The catch is that the Internal Revenue Service’s Wash-Sale Rule prohibits taxpayers from claiming a loss on the sale of an investment if the “same or a substantially identical investment” is purchased within 30 days before or after the sale date. So, if you harvest a loss on a particular stock you cannot re-purchase it for 30 days. However, using a “tax swap” enables you to harvest losses and keep your market exposure without running afoul of the Wash Sale Rule. Here’s how: After you harvest a loss, rather than sit with the sale proceeds in cash and wait 30 days to buy the security you sold back, you can invest in a tax swap, a similar but not substantially identical security, to keep your portfolio exposed to the asset class. The broad range of mutual funds and Exchange Traded Funds (ETFs), makes it easy to find an effective replacement for the losing position you sell. For instance, you might sell a losing energy stock and buy an energy sector fund. The swap functions as a 30-day placeholder. After the 30 days mandated by the Wash sale Rule, you either can switch back to your original holding or choose to stay invested in the replacement investment.

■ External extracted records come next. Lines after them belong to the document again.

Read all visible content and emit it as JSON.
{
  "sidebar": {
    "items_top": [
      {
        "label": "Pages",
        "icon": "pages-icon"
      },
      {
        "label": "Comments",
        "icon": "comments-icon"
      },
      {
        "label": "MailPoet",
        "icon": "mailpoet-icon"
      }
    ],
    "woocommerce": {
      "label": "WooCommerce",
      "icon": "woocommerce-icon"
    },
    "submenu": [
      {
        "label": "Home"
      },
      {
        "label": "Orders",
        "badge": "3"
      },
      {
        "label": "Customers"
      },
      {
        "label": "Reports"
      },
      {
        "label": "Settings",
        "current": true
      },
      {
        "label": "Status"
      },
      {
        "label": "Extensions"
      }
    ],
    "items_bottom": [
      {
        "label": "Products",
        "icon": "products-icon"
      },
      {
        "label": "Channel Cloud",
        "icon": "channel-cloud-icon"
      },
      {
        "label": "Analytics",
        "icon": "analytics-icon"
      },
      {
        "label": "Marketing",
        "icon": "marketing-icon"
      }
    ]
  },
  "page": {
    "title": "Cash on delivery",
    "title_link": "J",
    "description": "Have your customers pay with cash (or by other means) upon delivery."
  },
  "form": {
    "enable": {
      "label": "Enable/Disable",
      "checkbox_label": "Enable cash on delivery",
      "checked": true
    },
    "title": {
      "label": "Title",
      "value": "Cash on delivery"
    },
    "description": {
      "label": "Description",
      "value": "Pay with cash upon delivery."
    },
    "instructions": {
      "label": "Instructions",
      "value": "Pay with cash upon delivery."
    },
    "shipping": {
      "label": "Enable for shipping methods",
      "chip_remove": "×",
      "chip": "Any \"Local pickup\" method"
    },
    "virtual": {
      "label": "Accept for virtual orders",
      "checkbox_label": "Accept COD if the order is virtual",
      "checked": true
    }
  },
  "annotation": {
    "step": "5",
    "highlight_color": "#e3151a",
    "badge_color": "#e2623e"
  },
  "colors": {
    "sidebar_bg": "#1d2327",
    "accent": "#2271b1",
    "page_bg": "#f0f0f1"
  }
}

Tax loss harvesting can be even more valuable when we take the extra step of considering what your capital gains rate is today versus what it could be in the future. You might have a 23.8% capital gains rate now and expect it to decrease to 15% when you retire. If you offset gains this year, you avoid paying the 23.8% tax. You’d then re-invest the sale proceeds, including your tax savings, and pay a lower capital gains tax by the time you sold the appreciated security. That said, harvesting can be especially timely if you plan to retire in the next few years or, on the other end of the spectrum, if you and your spouse both work now, but plan to have someone stop working once you have children.